Page:The Book of the Thousand Nights and One Night, Vol 9.djvu/168

From Wikisource
Jump to navigation Jump to search
This page has been proofread, but needs to be validated.

146

diamonds and emeralds and balass rubies and so forth; whereupon I threw away the goldsmiths’ ware and took as many jewels as I could carry, regretting that my brothers were not with me, so they might take what they would thereof.

Then I left the jewel market and went on till I came to a great door, gilded and decorated after the fairest fashion, within which were benches and in the porch sat eunuchs and guards and horsemen and footmen and officers of police, all clad in the richest of raiment; but they were all stones. I touched one of them and his clothes crumbled away from his body like cobwebs. Then I entered and saw a palace without equal for its building and the goodliness of its ordinance and of the curious works that were therein. Here I found an audience-chamber, full of grandees and viziers and officers and amirs, seated upon chairs and every one of them stone. Moreover, I saw a throne of red gold, inlaid with pearls and jewels, and seated thereon a man arrayed in the most sumptuous raiment and bearing on his head an imperial[1] crown, set with precious stones, that shed a light like the light of the day; but, when I came up to him, I found him stone.

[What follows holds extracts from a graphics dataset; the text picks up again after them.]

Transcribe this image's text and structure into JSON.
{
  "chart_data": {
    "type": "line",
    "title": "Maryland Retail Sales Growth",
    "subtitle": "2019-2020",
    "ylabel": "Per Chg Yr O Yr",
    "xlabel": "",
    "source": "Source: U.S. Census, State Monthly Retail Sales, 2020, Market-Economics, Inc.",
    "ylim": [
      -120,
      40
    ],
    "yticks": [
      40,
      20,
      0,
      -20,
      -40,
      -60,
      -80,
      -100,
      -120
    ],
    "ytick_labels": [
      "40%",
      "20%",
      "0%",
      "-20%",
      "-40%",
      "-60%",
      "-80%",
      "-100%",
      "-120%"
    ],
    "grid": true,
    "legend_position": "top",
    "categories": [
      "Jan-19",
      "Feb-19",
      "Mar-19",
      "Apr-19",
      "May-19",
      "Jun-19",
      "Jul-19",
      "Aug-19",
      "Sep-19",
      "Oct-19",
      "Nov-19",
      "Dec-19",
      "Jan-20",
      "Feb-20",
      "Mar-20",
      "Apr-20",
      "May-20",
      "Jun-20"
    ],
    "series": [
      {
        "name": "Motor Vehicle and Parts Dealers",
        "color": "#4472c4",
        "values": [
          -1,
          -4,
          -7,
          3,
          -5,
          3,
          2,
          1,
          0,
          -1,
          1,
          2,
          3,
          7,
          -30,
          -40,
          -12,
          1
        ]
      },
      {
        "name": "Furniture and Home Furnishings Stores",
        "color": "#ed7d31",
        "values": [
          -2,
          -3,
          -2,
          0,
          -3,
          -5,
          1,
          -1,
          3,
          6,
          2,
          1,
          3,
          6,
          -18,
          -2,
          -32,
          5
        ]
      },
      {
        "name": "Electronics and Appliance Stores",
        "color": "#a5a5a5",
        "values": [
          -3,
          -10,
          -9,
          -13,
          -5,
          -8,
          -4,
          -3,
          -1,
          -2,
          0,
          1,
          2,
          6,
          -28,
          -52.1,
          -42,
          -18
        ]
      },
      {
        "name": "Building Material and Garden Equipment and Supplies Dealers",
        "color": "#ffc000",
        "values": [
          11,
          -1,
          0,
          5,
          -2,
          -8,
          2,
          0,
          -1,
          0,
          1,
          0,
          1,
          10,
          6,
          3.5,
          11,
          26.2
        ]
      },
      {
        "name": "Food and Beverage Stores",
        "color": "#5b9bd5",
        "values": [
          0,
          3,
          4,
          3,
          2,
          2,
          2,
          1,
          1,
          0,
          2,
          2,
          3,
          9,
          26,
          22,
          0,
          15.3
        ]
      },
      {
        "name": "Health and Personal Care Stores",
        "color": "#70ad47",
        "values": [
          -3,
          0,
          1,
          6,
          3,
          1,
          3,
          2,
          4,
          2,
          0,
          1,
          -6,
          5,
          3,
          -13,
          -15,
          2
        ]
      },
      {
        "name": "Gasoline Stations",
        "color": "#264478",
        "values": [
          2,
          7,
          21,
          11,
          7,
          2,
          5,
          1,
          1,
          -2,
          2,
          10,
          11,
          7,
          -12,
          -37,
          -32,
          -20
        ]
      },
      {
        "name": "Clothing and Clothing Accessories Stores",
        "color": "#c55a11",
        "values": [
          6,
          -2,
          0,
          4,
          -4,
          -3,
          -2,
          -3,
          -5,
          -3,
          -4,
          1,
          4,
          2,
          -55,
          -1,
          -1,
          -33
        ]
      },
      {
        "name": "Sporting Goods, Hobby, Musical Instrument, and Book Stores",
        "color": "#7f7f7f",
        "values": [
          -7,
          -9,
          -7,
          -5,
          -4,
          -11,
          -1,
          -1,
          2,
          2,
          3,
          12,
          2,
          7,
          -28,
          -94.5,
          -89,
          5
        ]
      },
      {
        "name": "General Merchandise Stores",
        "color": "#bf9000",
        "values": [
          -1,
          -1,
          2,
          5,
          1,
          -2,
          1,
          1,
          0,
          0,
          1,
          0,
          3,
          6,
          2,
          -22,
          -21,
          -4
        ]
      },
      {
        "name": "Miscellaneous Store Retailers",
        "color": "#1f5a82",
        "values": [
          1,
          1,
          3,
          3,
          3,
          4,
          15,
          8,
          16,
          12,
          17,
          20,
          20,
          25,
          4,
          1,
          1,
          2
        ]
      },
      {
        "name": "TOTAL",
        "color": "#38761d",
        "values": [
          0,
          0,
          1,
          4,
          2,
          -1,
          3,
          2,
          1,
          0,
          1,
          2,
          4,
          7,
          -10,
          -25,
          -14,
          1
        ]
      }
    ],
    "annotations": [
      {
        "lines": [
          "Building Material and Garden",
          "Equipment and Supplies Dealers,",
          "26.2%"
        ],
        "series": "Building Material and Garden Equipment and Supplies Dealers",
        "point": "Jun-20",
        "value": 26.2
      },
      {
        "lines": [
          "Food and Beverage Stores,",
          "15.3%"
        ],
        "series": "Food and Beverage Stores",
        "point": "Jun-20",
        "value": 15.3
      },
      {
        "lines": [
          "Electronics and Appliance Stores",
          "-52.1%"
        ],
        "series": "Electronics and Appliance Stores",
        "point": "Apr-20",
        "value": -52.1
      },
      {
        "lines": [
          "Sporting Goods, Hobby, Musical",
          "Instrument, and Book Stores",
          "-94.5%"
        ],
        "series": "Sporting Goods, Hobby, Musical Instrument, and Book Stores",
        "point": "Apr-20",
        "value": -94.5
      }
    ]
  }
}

Then I went on to the gate of the harem and entering, found myself in the queen’s presence-chamber, wherein I saw a throne of red gold, inlaid with pearls and jewels, and the queen seated thereon. On her head she wore a crown diademed with precious jewels, and round about her were women like moons, seated upon chairs and clad in the most sumptuous raiment of all colours. There also stood eunuchs, with their hands upon their breasts, in the attitude of service, and indeed this hall confounded the beholder’s wits with what was therein of

  1. Lit. A Chosroän crown, i.e. one such as that worn by the Chosroës or ancient kings of Persia.